Saturday, July 21, 2007

Etruscan Funerary Statuary

Today's semi-sensical subject line is a phrase I read some twenty years ago in a book about murder mysteries and have used ever since to connote the needlessly arcane. Though in this case it just popped into my head since it's my understanding that Tsypin's (directorless?) Ring takes as its visual seed Scythian funerary statuary. It's not the kind of thing I go around knowing about, so I'll have to just pass that along to you as hopefully true.

What I can tell you about, on the other hand, is the musical values draped thereupon and the dramatic impact, both of which are very high without being such as makes one do backflips down the street. I'd recommend it except of course you'd have about half an hour to get a ticket for the last 1/8 of it.

My hope going in was that this would be some sort of replay of the Kirov's big deal tour to Lincoln Center in the 90's, whereupon we inherited the likes of Olga Borodina and Dmitri Hvorvostovsky, along with some more faded stars like Galina Gorchakova and Sergei Leiferkus who gave some enjoyable performances and some crazy-ass interviews. That is to say, I was hoping we'd find some new stars in this here Ring, and I think on that count, this outing has been a success.

Did you ever get a hunch about a singer from irrelevant details? You think his name sounds right for a marquee or her face is made for the projection of ridiculously outsized emotion? I had that hunch about Mlada Khudoley: just try saying the name--sounds famous doesn't it? I'm hearing she's got real star potential, though I took a pass on Walkuere. But in last night's Siegfried, I can attest directly to the presence of some singers you'd like to hear in upcoming seasons.

Insofar as your tastes line up with mine, who I think you should be most hell-bent on hearing is Aleksei Tanovitsky, our Wanderer. I've heard more boom in a bass, but after years of kvetching about James Morris' Wotan, always to my ear more pedestrian than crossing 34th Street, less inspired even than this review is turning out sofar, I am thrilled to have heard someone...hey I need to run, actually. Because Gotterdammerung is in 50 minutes.

So in fast-forward: Sergeeva started out rotten and then got good, capping things off with an are you kiddingly long C; the evening's Siegfried whose name I'll fill in later was soft-grained in ways that were a relief and a disappointment, a gent named Gorshkov I think was absolutely ideal as Mime, needle-toned without making the milk go sour, and Petrenko mined the depths with presence and the requisite measure of menace. The orch, as expected, messy but descript, resolutely so.
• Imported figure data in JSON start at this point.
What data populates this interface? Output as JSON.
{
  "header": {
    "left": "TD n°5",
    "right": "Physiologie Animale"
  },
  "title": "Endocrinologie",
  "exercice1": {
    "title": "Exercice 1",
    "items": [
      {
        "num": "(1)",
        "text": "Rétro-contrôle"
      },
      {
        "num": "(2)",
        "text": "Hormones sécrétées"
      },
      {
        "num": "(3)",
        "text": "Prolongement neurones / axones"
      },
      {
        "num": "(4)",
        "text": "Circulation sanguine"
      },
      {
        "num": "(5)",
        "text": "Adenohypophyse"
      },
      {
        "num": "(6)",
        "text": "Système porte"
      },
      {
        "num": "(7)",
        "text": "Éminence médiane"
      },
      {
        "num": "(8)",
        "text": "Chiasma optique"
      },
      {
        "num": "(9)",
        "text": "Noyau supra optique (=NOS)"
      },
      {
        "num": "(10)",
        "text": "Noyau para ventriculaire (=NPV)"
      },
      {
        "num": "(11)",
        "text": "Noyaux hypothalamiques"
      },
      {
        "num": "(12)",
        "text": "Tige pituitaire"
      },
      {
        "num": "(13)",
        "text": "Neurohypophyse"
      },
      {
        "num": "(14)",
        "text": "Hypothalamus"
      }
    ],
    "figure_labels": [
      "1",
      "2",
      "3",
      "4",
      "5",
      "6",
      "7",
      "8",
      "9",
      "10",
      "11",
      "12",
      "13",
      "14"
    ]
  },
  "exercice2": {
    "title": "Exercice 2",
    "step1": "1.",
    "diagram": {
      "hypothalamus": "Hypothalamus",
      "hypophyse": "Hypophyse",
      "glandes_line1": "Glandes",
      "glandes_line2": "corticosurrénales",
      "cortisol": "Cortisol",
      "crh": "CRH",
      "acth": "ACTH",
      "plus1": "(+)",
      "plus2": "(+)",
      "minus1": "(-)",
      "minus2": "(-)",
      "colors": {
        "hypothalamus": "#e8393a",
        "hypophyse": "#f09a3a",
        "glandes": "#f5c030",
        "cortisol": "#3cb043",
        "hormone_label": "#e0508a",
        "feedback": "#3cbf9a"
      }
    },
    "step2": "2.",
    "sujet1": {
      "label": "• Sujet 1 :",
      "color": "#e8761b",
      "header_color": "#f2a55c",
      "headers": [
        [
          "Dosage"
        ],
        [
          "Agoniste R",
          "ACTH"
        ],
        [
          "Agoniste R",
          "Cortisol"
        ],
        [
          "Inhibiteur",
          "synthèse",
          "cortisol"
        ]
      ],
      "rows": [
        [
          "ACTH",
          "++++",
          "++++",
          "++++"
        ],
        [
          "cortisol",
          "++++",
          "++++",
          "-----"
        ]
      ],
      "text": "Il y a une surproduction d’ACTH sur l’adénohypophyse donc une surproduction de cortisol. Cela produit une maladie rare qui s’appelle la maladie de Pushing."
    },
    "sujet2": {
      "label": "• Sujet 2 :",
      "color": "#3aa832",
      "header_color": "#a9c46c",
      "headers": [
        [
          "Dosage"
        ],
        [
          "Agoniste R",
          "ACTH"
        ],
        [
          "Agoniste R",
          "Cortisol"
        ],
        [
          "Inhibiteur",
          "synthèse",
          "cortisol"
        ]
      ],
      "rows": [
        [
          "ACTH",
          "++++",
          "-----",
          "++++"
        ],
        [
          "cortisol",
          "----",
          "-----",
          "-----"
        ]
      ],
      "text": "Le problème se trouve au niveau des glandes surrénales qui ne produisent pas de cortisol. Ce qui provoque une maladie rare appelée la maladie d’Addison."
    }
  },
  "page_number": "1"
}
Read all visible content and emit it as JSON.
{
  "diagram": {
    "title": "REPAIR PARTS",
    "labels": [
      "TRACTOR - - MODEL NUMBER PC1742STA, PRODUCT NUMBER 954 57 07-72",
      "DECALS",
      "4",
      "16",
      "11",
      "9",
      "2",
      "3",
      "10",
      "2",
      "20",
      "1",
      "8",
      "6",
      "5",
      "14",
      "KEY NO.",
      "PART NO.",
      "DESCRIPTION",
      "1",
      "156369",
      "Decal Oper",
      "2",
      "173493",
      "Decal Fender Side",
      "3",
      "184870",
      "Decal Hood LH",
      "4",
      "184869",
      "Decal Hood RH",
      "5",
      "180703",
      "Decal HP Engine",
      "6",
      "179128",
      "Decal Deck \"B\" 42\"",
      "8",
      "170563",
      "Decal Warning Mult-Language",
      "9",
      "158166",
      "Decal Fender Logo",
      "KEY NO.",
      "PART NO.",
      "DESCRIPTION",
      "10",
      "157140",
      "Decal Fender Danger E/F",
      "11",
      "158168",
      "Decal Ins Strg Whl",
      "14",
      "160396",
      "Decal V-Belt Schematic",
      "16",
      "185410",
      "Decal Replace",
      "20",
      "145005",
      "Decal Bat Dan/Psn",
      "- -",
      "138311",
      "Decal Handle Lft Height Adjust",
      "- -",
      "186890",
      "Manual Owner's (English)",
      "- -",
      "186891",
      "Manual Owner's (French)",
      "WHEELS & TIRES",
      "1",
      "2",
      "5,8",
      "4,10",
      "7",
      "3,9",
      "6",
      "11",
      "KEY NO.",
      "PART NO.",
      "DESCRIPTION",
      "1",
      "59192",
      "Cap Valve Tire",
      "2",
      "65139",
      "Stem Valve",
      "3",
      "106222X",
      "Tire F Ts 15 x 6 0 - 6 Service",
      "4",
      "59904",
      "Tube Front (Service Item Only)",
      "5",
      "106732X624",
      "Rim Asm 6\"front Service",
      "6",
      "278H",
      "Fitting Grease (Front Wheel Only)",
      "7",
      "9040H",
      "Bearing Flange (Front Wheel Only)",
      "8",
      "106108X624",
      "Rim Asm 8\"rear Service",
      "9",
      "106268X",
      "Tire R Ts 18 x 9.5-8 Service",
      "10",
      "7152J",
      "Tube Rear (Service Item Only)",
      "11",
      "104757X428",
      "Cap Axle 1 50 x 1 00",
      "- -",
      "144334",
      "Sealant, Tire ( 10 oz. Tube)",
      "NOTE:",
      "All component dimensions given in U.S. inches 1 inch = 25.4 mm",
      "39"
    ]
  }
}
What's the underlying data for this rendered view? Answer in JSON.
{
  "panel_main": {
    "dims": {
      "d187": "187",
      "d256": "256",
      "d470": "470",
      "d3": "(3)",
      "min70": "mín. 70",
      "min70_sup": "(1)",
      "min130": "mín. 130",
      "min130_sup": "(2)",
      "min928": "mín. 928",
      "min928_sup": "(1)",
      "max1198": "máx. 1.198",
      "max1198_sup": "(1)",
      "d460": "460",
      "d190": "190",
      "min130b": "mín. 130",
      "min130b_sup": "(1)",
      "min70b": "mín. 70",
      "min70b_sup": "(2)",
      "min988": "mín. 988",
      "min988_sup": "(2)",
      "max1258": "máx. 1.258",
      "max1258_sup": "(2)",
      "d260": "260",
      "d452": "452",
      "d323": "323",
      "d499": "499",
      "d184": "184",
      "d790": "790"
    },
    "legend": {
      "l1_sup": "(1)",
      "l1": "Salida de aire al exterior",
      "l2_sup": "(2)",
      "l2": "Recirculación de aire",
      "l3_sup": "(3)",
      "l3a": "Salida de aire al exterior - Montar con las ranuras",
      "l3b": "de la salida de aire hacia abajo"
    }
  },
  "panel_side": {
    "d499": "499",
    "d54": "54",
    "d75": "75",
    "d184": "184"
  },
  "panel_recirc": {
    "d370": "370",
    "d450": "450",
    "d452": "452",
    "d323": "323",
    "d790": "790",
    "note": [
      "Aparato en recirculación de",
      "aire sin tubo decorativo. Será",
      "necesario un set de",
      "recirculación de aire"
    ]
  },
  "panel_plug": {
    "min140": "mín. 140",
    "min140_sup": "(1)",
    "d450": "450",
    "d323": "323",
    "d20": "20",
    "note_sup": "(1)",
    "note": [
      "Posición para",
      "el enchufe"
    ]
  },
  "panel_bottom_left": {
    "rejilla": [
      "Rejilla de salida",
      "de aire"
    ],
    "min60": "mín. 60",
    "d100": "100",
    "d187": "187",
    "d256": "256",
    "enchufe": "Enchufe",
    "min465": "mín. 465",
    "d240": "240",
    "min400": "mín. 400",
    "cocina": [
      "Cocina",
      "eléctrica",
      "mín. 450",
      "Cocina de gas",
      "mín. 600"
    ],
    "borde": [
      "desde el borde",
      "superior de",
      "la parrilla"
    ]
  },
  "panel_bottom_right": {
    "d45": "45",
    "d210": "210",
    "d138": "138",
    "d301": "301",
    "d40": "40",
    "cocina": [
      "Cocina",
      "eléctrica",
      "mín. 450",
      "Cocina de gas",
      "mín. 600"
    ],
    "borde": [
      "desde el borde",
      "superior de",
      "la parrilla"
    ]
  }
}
Sorry to blog and run, and of course I've skipped the production altogether. Most likely I'll remedy that, and if not, my friend who has Wagner chops in a way I don't has promised a write-up. See you in six hours, at which point I may try to make this not such a demipygous thing. (Personal to Chalkenteros: forgive my moment of feigned Greek there.)

7 comments:

Burns said...

I'm afraid that, market forces being what they are, all the Hvorostovskys and Borodinas haven't made their way to the West already. Still, it sounds like there was some good singing to be heard.

Kudos for "demipygous"!

Anonymous said...

Really -- demipygous is the bomb.

Chalkenteros said...

From one katapygon to another, feigned Greek is just fine. As long as the joke works. But for the record, "hemiproktos" would be more precise ;-)

Look forward to hearing your take on the production. And you are SO right about Gorshkov.

JSU said...

Not to be the constant downer, but IMO this didn't even match the tour *after* that one, in which we discovered Diadkova and some photogenic soprano I'd prefer denying I ever liked.

Why do I say this? Because the current Diadkova blew everyone off the stage in Valkyrie. Not to say there weren't serious bits of talent on show, but nothing in that (finished) class.

Maury D'annato said...

JSU: just for fun, I'm going to make one of my famous wrong predictions: I think Mlada Khudoley is going to be a big star at the Met. I just watched some of her realplayer clips on her site. She'd be an excellent Norma, though of course I have no idea about the size of her voice.

Maury D'annato said...

(Of course two years ((?)) ago I said Villazon was going to be the next standing room sellout and now I'm worried he's going to bust his voice wide open, so here's a giant grain of salt carved to my likeness.)

JSU said...

"Of course two years ((?)) ago I said Villazon was going to be the next standing room sellout and now I'm worried he's going to bust his voice wide open"

Well, you were right. Maybe not for long, but he got there.